When Lana and Nancy become unconventional house mates, their lives will change in ways they never expected. But can an unusual friendship rescue two women who don’t realise they need to be saved?
An irresistible story of love, memory and the power of friendship that readers of The Keeper of Lost Things and The Lidowill adore.
My Thoughts

‘... It’s not what you’ll do for love, but what you’ll give up. This was my test and I wasn’t going to make the same mistake this time.’

The Forgotten Guide to Happiness is enjoyable and heartwarming with its touching storyline, solid characters and an easy to read writing style. It is most definitely not the typical formula for a romance book, which was good. There are a range of tales to be told here, that will undoubtedly engage you on more than one level.

‘Love. What was it all about? I thought about my dad and Jo-Ann’s unlikely alliance and whether love amounted to nothing more than finding someone you could watch Netflix with.’

The main character Lana is ‘challenging’, but her flaws are what make her more real. She is a writer searching for a subject for her next book, after her initial book about her whirlwind romance with a travel photographer was a hit. In her search for a story/hero (plus a search for a place to stay and money to pay for things) she befriends a famous feminist novelist from years gone by, who is suffering with dementia and the stepson that cares for her. So you see, apart from Lana’s journey, there is the journey of Nancy and her battle with dementia, plus Jack and his saddened view of love. More than the one proverbial string to this bow as I stated.

‘It’s not right, is it? What are we saving her from, Lana? What are we saving her for? So that she can live a long old age locked up in a place that’s not her own?’

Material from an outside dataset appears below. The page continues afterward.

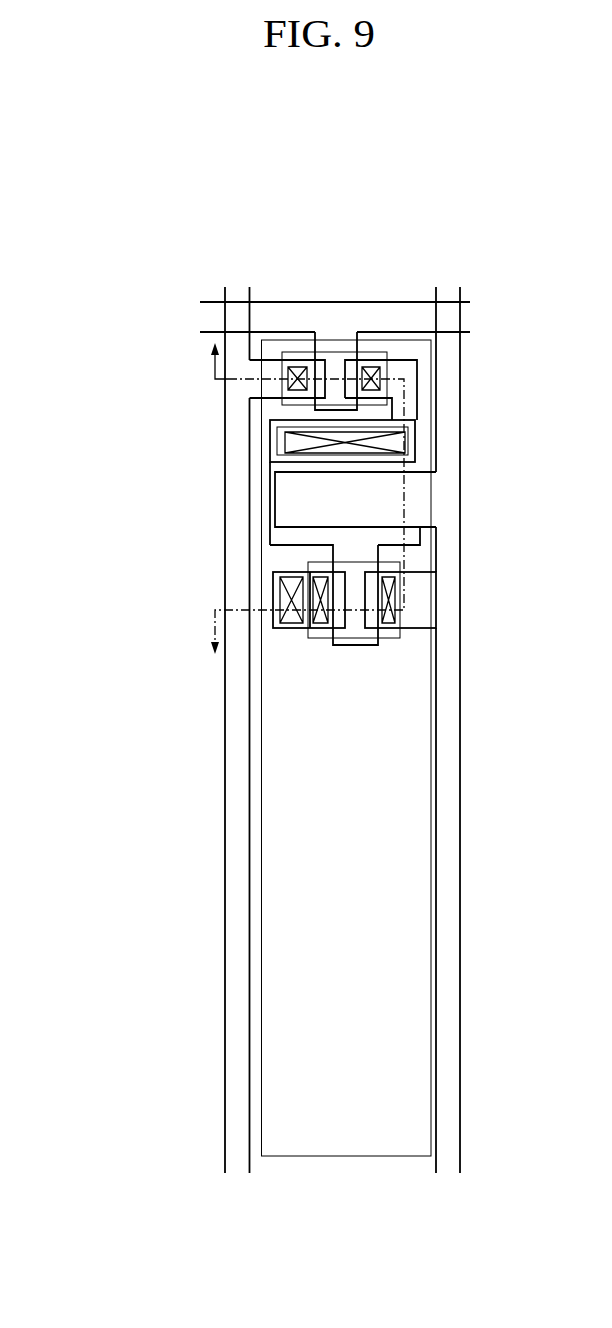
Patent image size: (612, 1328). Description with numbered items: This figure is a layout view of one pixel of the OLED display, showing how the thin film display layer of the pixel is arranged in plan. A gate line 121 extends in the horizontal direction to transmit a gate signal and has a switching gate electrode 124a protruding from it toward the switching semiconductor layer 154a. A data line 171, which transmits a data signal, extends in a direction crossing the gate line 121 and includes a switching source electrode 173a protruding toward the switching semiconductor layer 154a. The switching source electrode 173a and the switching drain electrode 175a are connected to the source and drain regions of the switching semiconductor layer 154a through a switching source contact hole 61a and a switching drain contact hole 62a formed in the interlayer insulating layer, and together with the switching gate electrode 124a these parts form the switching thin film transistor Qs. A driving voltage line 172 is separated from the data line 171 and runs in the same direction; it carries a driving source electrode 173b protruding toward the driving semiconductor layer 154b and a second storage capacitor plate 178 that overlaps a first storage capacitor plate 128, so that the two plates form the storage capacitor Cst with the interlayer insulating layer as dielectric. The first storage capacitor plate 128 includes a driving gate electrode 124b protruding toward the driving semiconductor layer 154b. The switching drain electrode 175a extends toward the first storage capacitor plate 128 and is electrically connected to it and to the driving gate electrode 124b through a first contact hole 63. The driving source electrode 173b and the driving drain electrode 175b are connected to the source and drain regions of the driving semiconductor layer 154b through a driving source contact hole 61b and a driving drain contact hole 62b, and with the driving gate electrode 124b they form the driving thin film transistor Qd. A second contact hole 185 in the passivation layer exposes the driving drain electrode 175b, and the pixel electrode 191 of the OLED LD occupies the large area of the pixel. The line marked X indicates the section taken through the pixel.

The story was travelling along pleasantly enough until just over the halfway mark when, in my view, Lana completely lost the plot. I know .... I  know ... it was her journey, her lessons to be learnt - but seriously! For all her complaining, this particular event was a little hard to swallow. This twist in the tale did not make sense to me at all.  It was like Lana became a completely different person. This is where the story lost its way a bit for me.

‘We both had our baggage, and even though it wasn’t actually matching, it was definitely the same brand.’

The characters that kept me engaged to the end were Nancy and Jack. He is a good soul with so much heart. Nancy added the flamboyance to the tale  and more of her story would have been beneficial to the overall storyline. Not only her history, but her battle with dementia and its impact on those around her. Overall a good tale about love and the power of friendships.

‘These are the reasons that I like to write: it’s safe. It’s so much easier to make sense of the world in fiction, where there are rules and regulations and the writer has total control over people’s actions. The problem I’ve always had with real life is, you never know what’s going to happen.’



This review is based on a complimentary copy from the publisher and provided through NetGalley in exchange for an honest review. The quoted material may have changed in the final release.